Then, there was a small period from 1970 to 1997, where people did get paid, and they got paid very handsomely and everyone made money. But now that period has gone.

So if you look at the history of recorded music from 1900 to now, there was a 25 year period where artists did very well, but the rest of the time they didn’t.

I think people are fascinated about what Jagger has to say since he is one of the most wildly successful and no doubt wealthy recording musicians of all time with career longevity most artists envy. Plus, he’s rich, right? Is he saying it was just good timing? (Nah, I’m certain some of that musical genius and epic charisma had something to do with it.) However, despite Tyler Cowen’s friendly rib that Jagger is no economist, the phenomenon Jagger is talking about is no less true and is explained further by Daniel Wolf of Renewable Music,

That date [Jagger is referring to] in the late 90′s coincides rather precisely with the mass introduction of cheap digital recording equipment and media as well as the widespread use of portable digital players.  The old model of radio advertising paying royalties for recorded music which was licensed cheaply for broadcast with the idea that randomly-heard broadcasts of songs were advertisements for the purchase of albums — which allowed the listener to select particular songs on their own — pretty much collapsed at that point in time.  The technological innovations leading to ever-cheaper and ever-more accurate recording and storage capacity were inevitable but the whole thing gets ugly when one considers that the firms selling the new recording technologies were, in many cases, also publishers of the music that was inevitably going to be recorded.

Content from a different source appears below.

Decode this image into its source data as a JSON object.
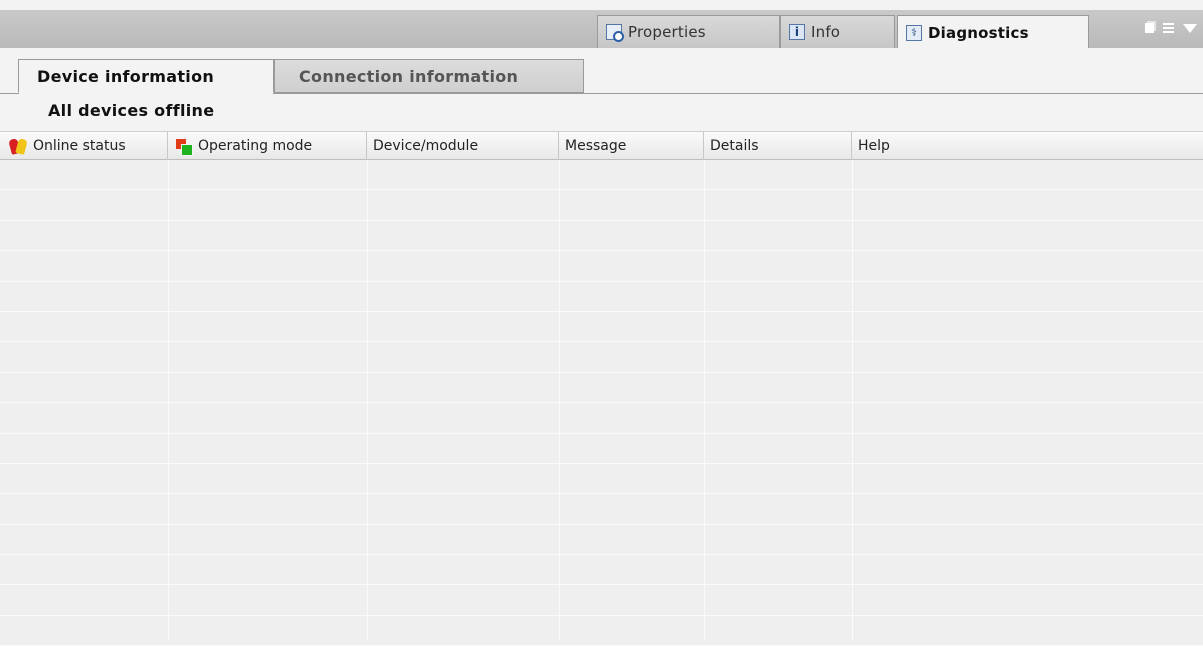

The “gets ugly” Wolf is referring to is the loss of revenue to individual artists. (Check out this scary graphic re: distribution of profits in the music world via NewsObserver TechJunkie.) This is admittedly a problem for most artists aiming to have a recording and performing career. Wolf further notes, and correctly in my opinion,

Although recordings and webcasts may have some advertising function, in the end, the grand experiment [of commodifying music] may leave us back where we started, with live performance the most important — and in many cases, only — opportunity for a musician to earn money.

While I will only mention the can of worms that is the issue of Baumol’s cost disease in live performance, I think Wolf is correct in that performance is likely to be the most lucrative way to make money. It is undeniable that the business model for artists is subject to rapid change, in particular when technology is introduced and dramatically alters the landscape artists have to work with.

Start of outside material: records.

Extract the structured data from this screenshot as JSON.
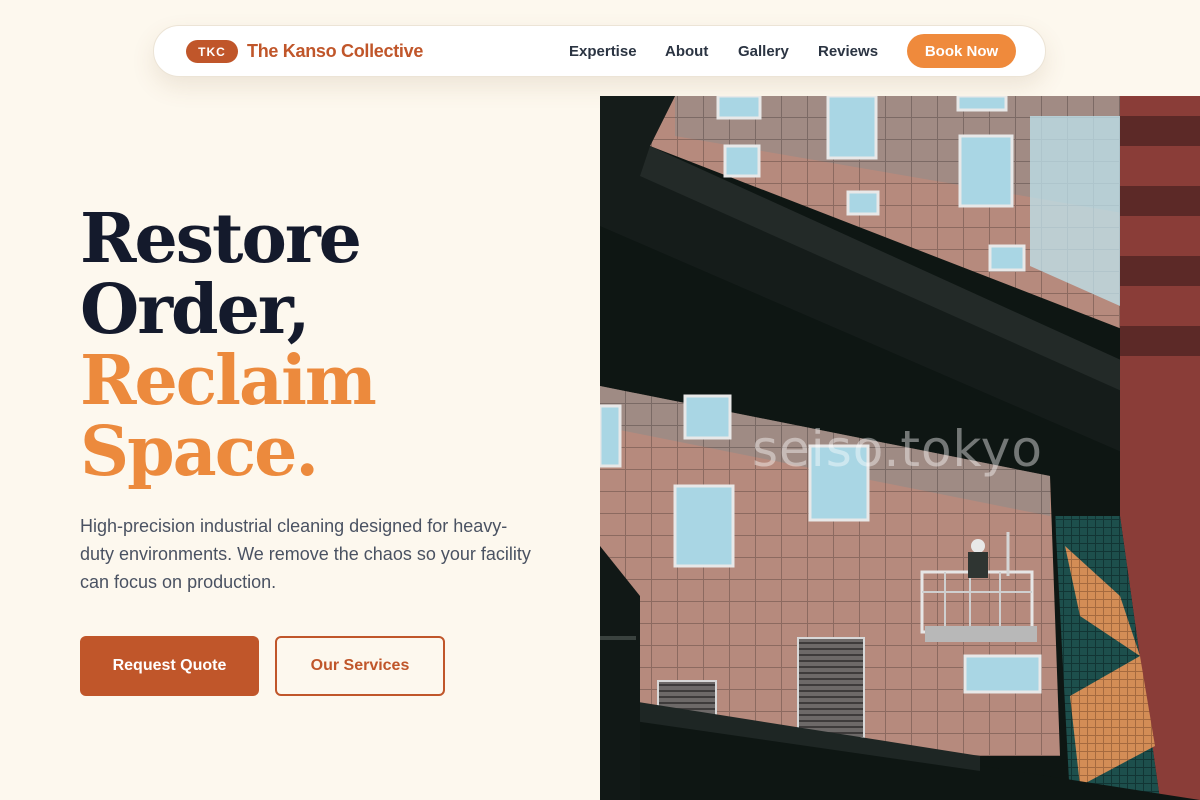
{
  "nav": {
    "logo_badge": "TKC",
    "brand_name": "The Kanso Collective",
    "links": [
      "Expertise",
      "About",
      "Gallery",
      "Reviews"
    ],
    "cta": "Book Now"
  },
  "hero": {
    "headline": [
      "Restore",
      "Order,",
      "Reclaim",
      "Space."
    ],
    "subtitle": "High-precision industrial cleaning designed for heavy-duty environments. We remove the chaos so your facility can focus on production.",
    "primary_button": "Request Quote",
    "secondary_button": "Our Services"
  },
  "image": {
    "watermark": "seiso.tokyo",
    "subject": "window-cleaning-gondola-on-building"
  },
  "colors": {
    "brand": "#c0562a",
    "accent": "#ec8a3d",
    "cta": "#ef8a3c",
    "heading": "#141a2c",
    "background": "#fdf8ee"
  }
}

However, I find it curious that despite the fact that individual artists are likely to have low(er?) chances of making it big financially in music, introduction of technology has helped achieve what has long been considered one of the most troubling aspects of becoming and artist and disseminating work: access to distribution channels. Never before in history have so many people been able to access A) ways to make and distribute their own music cheaply B) ways to hear music of all kinds cheaply. This is an undoubted improvement, as far as egalitarian ideals of access to the arts are concerned.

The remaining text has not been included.